Didn't know that. What are the consequences?
I've been doing it for years and they stuff themselves with sunflower seeds.
I haven't noticed any problems. Everybody is healthy and lays like crazy.
Great hatch rates.
They aren't getting the full benefit from nutrients in their feed if the grit isn't appropriate for the size of the bird because it isn't sufficiently ground.
Maybe they are finding sufficient sized coarse stone in their travels.
Sometimes people don't offer grit if they only feed a manufactured feed since the feed is already ground in a hammer mill but grit will still break that feed down further.
I used to take that approach and not provide grit till chicks were outside foraging.
Then on a whim, I gave a batch of chicks a chick feeder of chick grit. (sand size)
They were ravenous for it. I started giving chicks grit from the start. It helps develop the gizzard.
At one point I sold some chicks from a hatch to a friend. It turned out she got several cockerels so I agreed to trade her a pullet for a cockerel.

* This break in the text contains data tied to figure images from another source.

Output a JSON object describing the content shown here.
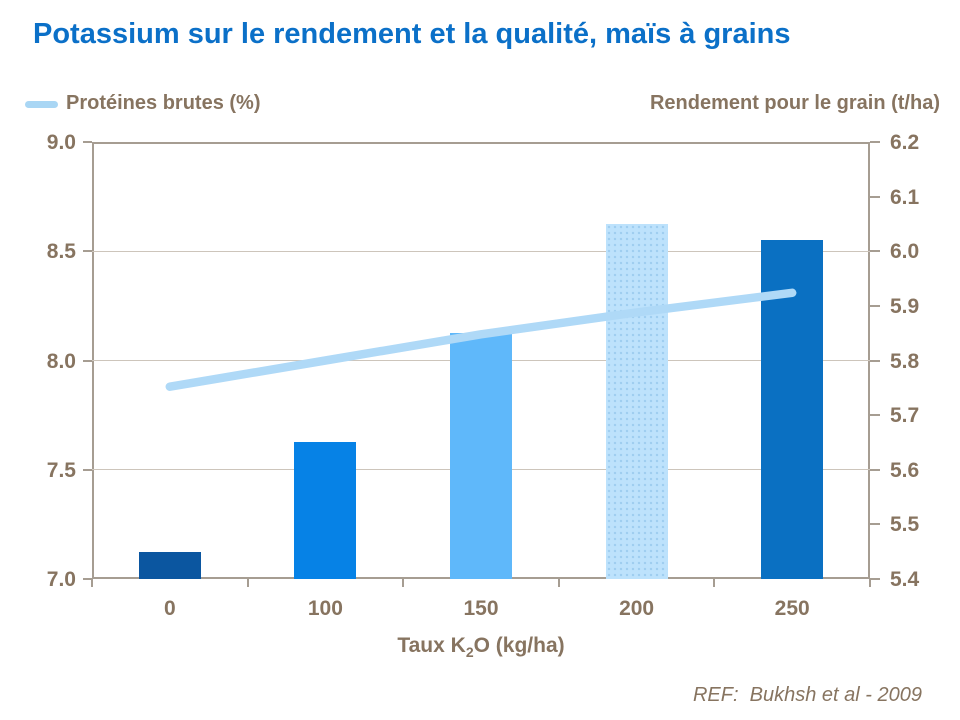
{
  "title": "Potassium sur le rendement et la qualité, maïs à grains",
  "legend": {
    "series_label": "Protéines brutes (%)",
    "right_axis_title": "Rendement pour le grain (t/ha)"
  },
  "x_axis": {
    "label_prefix": "Taux K",
    "label_sub": "2",
    "label_suffix": "O (kg/ha)"
  },
  "footer": {
    "ref_text": "REF:  Bukhsh et al - 2009"
  },
  "colors": {
    "title": "#0B70C8",
    "axis_text": "#877460",
    "axis_line": "#A69D92",
    "gridline": "#CDC5BB",
    "line_series": "#AFD9F7",
    "legend_swatch": "#A9D6F4",
    "bar_dot_pattern": "#9ECDEF"
  },
  "chart_data": {
    "type": "bar",
    "subtype": "bar+line combo, dual axis",
    "categories": [
      "0",
      "100",
      "150",
      "200",
      "250"
    ],
    "series": [
      {
        "name": "Rendement pour le grain (t/ha)",
        "type": "bar",
        "axis": "right",
        "values": [
          5.45,
          5.65,
          5.85,
          6.05,
          6.02
        ],
        "bar_colors": [
          "#0B56A0",
          "#0682E6",
          "#5FB8FA",
          "#BDE2FC",
          "#0A70C2"
        ],
        "bar_textures": [
          "solid",
          "solid",
          "solid",
          "dots",
          "solid"
        ]
      },
      {
        "name": "Protéines brutes (%)",
        "type": "line",
        "axis": "left",
        "values": [
          7.88,
          8.0,
          8.12,
          8.22,
          8.31
        ],
        "color": "#AFD9F7"
      }
    ],
    "left_axis": {
      "min": 7.0,
      "max": 9.0,
      "step": 0.5,
      "tick_labels": [
        "9.0",
        "8.5",
        "8.0",
        "7.5",
        "7.0"
      ]
    },
    "right_axis": {
      "min": 5.4,
      "max": 6.2,
      "step": 0.1,
      "tick_labels": [
        "6.2",
        "6.1",
        "6.0",
        "5.9",
        "5.8",
        "5.7",
        "5.6",
        "5.5",
        "5.4"
      ]
    },
    "title": "Potassium sur le rendement et la qualité, maïs à grains",
    "xlabel": "Taux K₂O (kg/ha)",
    "ylabel_left": "Protéines brutes (%)",
    "ylabel_right": "Rendement pour le grain (t/ha)",
    "grid": "horizontal gridlines at left-axis 0.5 steps",
    "legend_position": "top-left",
    "annotation": "REF:  Bukhsh et al - 2009"
  }
}
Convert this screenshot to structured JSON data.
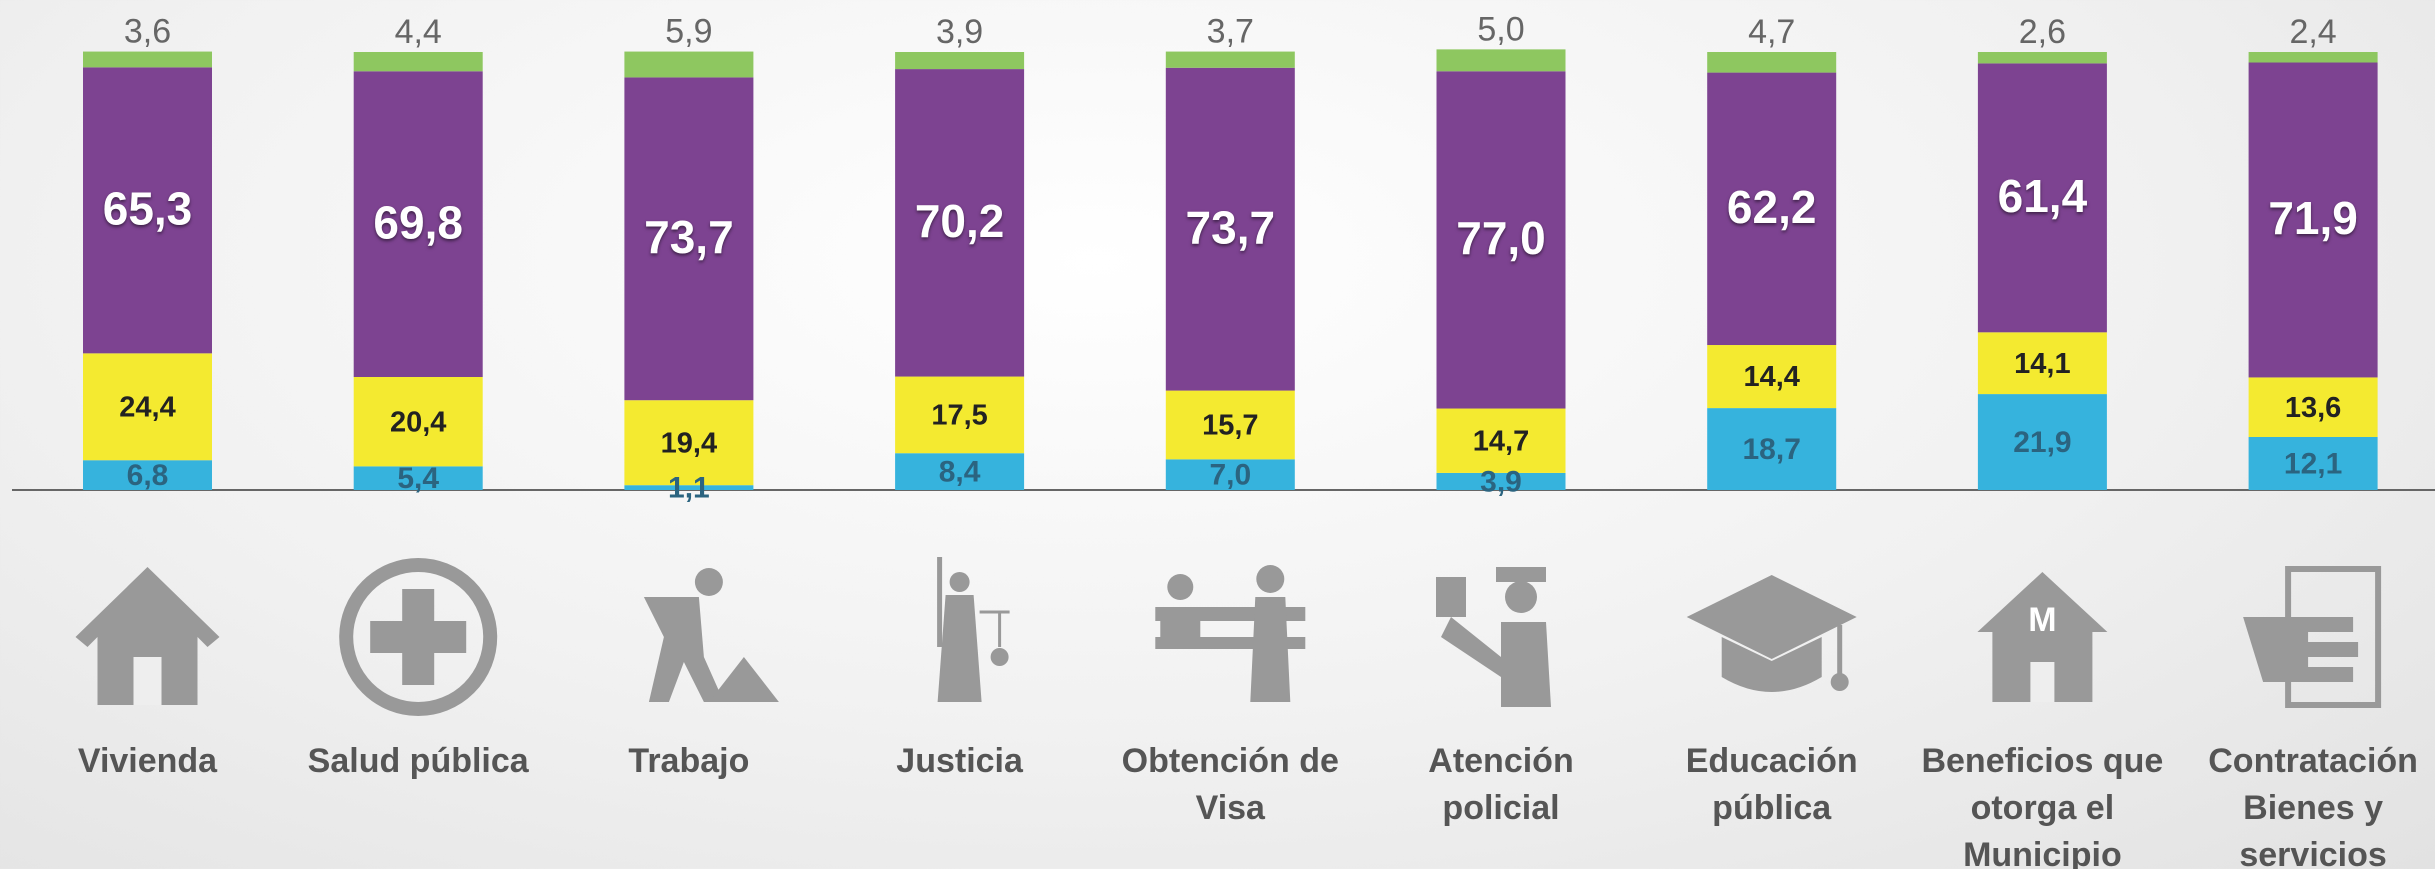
{
  "chart_data": {
    "type": "stacked-bar",
    "categories": [
      "Vivienda",
      "Salud pública",
      "Trabajo",
      "Justicia",
      "Obtención de Visa",
      "Atención policial",
      "Educación pública",
      "Beneficios que otorga el Municipio",
      "Contratación Bienes y servicios"
    ],
    "series": [
      {
        "color": "#36b3dd",
        "values": [
          6.8,
          5.4,
          1.1,
          8.4,
          7.0,
          3.9,
          18.7,
          21.9,
          12.1
        ],
        "value_labels": [
          "6,8",
          "5,4",
          "1,1",
          "8,4",
          "7,0",
          "3,9",
          "18,7",
          "21,9",
          "12,1"
        ]
      },
      {
        "color": "#f4ea30",
        "values": [
          24.4,
          20.4,
          19.4,
          17.5,
          15.7,
          14.7,
          14.4,
          14.1,
          13.6
        ],
        "value_labels": [
          "24,4",
          "20,4",
          "19,4",
          "17,5",
          "15,7",
          "14,7",
          "14,4",
          "14,1",
          "13,6"
        ]
      },
      {
        "color": "#7d4391",
        "values": [
          65.3,
          69.8,
          73.7,
          70.2,
          73.7,
          77.0,
          62.2,
          61.4,
          71.9
        ],
        "value_labels": [
          "65,3",
          "69,8",
          "73,7",
          "70,2",
          "73,7",
          "77,0",
          "62,2",
          "61,4",
          "71,9"
        ]
      },
      {
        "color": "#8ec760",
        "values": [
          3.6,
          4.4,
          5.9,
          3.9,
          3.7,
          5.0,
          4.7,
          2.6,
          2.4
        ],
        "value_labels": [
          "3,6",
          "4,4",
          "5,9",
          "3,9",
          "3,7",
          "5,0",
          "4,7",
          "2,6",
          "2,4"
        ]
      }
    ]
  }
}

I had no plans to reintroduce him to the flock so since I was also butchering some of my birds, I butchered him too. I was really surprised at the results. These birds were all from the same flock parentage, same age, same hatch. All of my birds' gizzards were twice the size of that of her bird she had raised from a new chick with no grit.
They don't have teeth. The grit in the gizzard serves as their teeth grinding the feed after it leaves the proventriculus (first stomach) where digestive enzymes mix with the feed. If we swallowed without chewing our food, we would get the same result that chickens do without grit.